Million Dollar Miracle
December 5, 2011 3 Comments
Yesterday I had the wonderful experience of seeing the original, 1947 verison of Miracle on 34th Street in the Million Dollar Theater — Sid Grauman’s original movie palace that is even 29 years older than the film.
Most of my black and white movie watching experience is from my days in film school and consists largely of analyzing things and learning the history of filmmaking at a deeper level than I ever really wanted. This was something completely different. When you hear someone speak of the magic of movies, this was the experience they’re talking about.

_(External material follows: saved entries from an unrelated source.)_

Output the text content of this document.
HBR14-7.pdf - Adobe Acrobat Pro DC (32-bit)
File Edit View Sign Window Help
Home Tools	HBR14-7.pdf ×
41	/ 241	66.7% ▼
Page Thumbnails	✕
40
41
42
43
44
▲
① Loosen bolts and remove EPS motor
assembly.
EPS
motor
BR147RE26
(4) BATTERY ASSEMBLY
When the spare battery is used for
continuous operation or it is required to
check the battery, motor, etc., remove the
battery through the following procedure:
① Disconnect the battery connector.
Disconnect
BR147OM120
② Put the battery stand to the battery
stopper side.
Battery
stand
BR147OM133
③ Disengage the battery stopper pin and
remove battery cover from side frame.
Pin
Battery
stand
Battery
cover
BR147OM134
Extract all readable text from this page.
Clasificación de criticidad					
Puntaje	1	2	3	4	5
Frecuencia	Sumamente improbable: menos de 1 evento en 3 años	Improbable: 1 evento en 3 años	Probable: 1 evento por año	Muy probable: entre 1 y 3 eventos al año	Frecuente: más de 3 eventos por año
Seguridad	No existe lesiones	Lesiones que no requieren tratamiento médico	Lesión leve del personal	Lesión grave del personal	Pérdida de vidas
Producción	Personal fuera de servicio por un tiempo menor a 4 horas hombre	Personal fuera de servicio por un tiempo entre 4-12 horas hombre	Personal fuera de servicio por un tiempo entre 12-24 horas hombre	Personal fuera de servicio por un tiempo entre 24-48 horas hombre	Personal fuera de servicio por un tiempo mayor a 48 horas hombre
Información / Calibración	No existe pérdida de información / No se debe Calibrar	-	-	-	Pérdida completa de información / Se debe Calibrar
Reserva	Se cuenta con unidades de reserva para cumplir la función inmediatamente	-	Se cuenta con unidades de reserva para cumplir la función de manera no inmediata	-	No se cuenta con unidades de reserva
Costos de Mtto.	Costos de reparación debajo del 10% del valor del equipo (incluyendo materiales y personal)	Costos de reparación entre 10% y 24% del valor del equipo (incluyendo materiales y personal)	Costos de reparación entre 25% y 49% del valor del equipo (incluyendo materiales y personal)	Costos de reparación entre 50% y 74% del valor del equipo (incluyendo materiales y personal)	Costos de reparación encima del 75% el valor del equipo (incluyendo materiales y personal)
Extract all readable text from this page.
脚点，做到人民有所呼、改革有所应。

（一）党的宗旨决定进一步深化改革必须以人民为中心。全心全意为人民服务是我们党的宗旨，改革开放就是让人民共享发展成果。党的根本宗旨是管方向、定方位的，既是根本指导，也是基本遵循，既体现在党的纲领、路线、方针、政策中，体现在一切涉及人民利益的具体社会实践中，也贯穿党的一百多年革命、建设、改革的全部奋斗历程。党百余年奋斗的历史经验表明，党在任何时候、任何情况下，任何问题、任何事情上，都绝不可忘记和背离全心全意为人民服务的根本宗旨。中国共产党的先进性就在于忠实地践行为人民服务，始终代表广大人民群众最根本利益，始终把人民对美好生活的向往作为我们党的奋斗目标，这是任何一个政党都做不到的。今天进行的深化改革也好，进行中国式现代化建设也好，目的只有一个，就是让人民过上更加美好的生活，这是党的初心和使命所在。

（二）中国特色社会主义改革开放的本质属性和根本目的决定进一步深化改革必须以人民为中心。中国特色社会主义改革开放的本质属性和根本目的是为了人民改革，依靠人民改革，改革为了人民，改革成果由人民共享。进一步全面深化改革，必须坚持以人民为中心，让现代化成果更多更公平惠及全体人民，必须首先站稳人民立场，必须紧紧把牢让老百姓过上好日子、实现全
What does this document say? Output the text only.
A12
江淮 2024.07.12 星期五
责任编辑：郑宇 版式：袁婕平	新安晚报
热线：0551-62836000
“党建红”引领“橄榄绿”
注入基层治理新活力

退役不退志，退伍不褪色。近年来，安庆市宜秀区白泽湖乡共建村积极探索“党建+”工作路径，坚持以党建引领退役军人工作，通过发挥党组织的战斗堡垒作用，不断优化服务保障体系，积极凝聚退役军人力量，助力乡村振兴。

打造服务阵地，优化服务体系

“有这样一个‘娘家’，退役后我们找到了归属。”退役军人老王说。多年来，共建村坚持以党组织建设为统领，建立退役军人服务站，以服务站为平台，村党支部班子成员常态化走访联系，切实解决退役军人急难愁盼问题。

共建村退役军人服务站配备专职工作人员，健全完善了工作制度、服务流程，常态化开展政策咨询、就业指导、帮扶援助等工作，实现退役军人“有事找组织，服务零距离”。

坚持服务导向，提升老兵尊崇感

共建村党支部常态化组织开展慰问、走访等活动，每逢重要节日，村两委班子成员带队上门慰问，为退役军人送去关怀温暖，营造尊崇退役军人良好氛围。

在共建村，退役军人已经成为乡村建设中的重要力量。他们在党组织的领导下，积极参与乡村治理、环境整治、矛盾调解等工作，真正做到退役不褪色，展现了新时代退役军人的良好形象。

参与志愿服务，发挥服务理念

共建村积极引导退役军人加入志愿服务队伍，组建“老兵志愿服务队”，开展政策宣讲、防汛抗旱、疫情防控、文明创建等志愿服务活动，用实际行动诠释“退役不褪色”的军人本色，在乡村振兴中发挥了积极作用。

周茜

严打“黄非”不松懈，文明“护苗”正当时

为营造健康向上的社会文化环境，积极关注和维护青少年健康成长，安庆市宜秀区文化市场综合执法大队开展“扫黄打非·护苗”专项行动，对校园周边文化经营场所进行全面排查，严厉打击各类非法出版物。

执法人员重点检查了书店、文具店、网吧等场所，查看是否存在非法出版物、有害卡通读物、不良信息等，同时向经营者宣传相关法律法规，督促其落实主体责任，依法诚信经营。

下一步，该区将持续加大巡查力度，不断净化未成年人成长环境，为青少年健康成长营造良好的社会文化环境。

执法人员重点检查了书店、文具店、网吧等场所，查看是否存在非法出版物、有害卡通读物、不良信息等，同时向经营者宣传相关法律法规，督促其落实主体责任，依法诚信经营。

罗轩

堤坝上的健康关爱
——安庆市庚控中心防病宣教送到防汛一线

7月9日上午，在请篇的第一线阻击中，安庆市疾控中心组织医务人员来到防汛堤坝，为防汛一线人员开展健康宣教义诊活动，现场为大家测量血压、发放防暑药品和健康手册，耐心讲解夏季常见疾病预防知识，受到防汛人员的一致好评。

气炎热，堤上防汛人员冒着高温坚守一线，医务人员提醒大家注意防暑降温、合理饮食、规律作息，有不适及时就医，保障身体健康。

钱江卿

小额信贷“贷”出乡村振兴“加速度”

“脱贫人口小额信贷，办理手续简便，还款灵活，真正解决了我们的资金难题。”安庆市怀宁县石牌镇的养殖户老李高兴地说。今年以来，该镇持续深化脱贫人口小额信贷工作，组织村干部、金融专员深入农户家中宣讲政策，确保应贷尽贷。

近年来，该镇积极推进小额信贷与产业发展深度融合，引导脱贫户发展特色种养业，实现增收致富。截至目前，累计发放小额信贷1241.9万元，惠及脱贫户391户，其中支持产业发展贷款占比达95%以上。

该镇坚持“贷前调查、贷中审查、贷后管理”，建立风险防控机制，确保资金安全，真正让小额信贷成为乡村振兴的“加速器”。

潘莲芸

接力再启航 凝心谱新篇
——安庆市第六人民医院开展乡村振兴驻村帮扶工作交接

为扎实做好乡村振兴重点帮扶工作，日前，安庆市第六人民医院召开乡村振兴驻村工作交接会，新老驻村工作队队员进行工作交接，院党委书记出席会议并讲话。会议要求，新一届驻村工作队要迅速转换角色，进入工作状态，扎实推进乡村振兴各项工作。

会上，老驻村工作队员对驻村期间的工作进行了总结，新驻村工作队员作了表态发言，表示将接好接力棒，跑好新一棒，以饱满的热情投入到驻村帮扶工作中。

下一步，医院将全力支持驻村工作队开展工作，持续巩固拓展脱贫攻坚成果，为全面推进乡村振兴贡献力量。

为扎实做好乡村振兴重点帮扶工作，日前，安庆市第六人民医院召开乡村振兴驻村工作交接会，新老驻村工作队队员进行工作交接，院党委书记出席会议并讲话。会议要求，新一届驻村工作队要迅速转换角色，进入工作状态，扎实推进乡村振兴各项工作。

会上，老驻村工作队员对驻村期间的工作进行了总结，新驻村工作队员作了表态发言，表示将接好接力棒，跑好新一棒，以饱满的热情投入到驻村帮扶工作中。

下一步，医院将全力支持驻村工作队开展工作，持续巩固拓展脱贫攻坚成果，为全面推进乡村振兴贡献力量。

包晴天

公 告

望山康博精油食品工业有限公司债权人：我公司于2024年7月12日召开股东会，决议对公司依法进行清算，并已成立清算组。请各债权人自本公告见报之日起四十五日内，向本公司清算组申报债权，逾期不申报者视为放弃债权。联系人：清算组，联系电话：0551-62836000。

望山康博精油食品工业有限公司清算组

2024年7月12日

This was the reminiscent of that first-day speech you hear in film school, before the classes, papers, and studies start, of the way movies bring people together in a dark room and yet take them far away to another city, another time, or another world. And even though it’s dark, somehow the experience is better when that room is a beautiful one.
The Million Dollar Theater finished a million dollar renovation within the last few years and is one of the most recent movie palaces to be added to the list of operating theaters on Broadway. Almost all of these buildings were originally built as “movie palaces” to show first-run films and movie premieres. In today’s world, however, many are finding life more as live entertainment venues.
As a live entertainment guy (I made the transition from filmmaker to show producer in the last few years and my heart seems really to be in the live entertainment area now), I love the fact that these theaters can be used for concerts, plays, and other live shows. However, the experience of seeing a film in one made me yearn for more like it.
The economics of running a single-screen theater are very difficult, no doubt, but I hope more of the Broadway movie-palaces can become that again. The advantage these buildings have is that they are built in a way that can accommodate a variety of performances, so one will not have to rely solely on film screenings.
The Million Dollar seems to be leading the pack so far. While the LA Conservancy hosts its Last Remaining Seats series in a number of the theaters each summer, the Million Dollar has partnered with UCLA’s film archives (as a USC School of Cinematic Arts grad, I wish we had more to do with this, but I appreciate it nonetheless) to present a number of classic films every Wednesday throughout the fall. Plus, the LA Conservancy used the space for this weekend’s holiday screening of Miracle on 34th Street.
A theater like this will have to compete in price with the multiplexes (but with tickets at $12 around most of LA that can’t be too hard) if it really wants to get the business. Unfortunately, many audiences won’t go just for the experience, but once inside a palace that seats 2,000 they will surely find themselves swept up together like never before.
The movie will become a community experience like no other. During Miracle, the audience cheered in the happy times, booed the protagonist, and participated together in the experience. Imagine seeing the latest blockbuster in a similar fashion. So much in our world today stresses the importance of individual experiences, and it’s so easy to make a movie watching experience an individual one. For some reason, however, it’s almost impossible in a classic movie palace. These places breathe community into the experience.
With careful selection of films and scheduling, plus competitive ticket prices and concessions, I do believe these theaters can once again succeed at showing first-run movies.
After the film, groups of attendees stood near the stage, admiring the beauty of the inside of the theater — something many of them had never seen before in a venue. I look forward to the day when guests will no longer do this. Not because the beauty won’t be there and certainly not because it won’t be appreciated, but because the last movie they saw was in the same venue, and the next concert they’ll see will be there too.
The venue’s beauty will be part of the experience, the part they are familiar with, before the lights dim and they are taken to an unfamiliar, faraway world. I look forward to the day when Broadway and its movie palaces are once again familiar to all Angelenos and their visitors.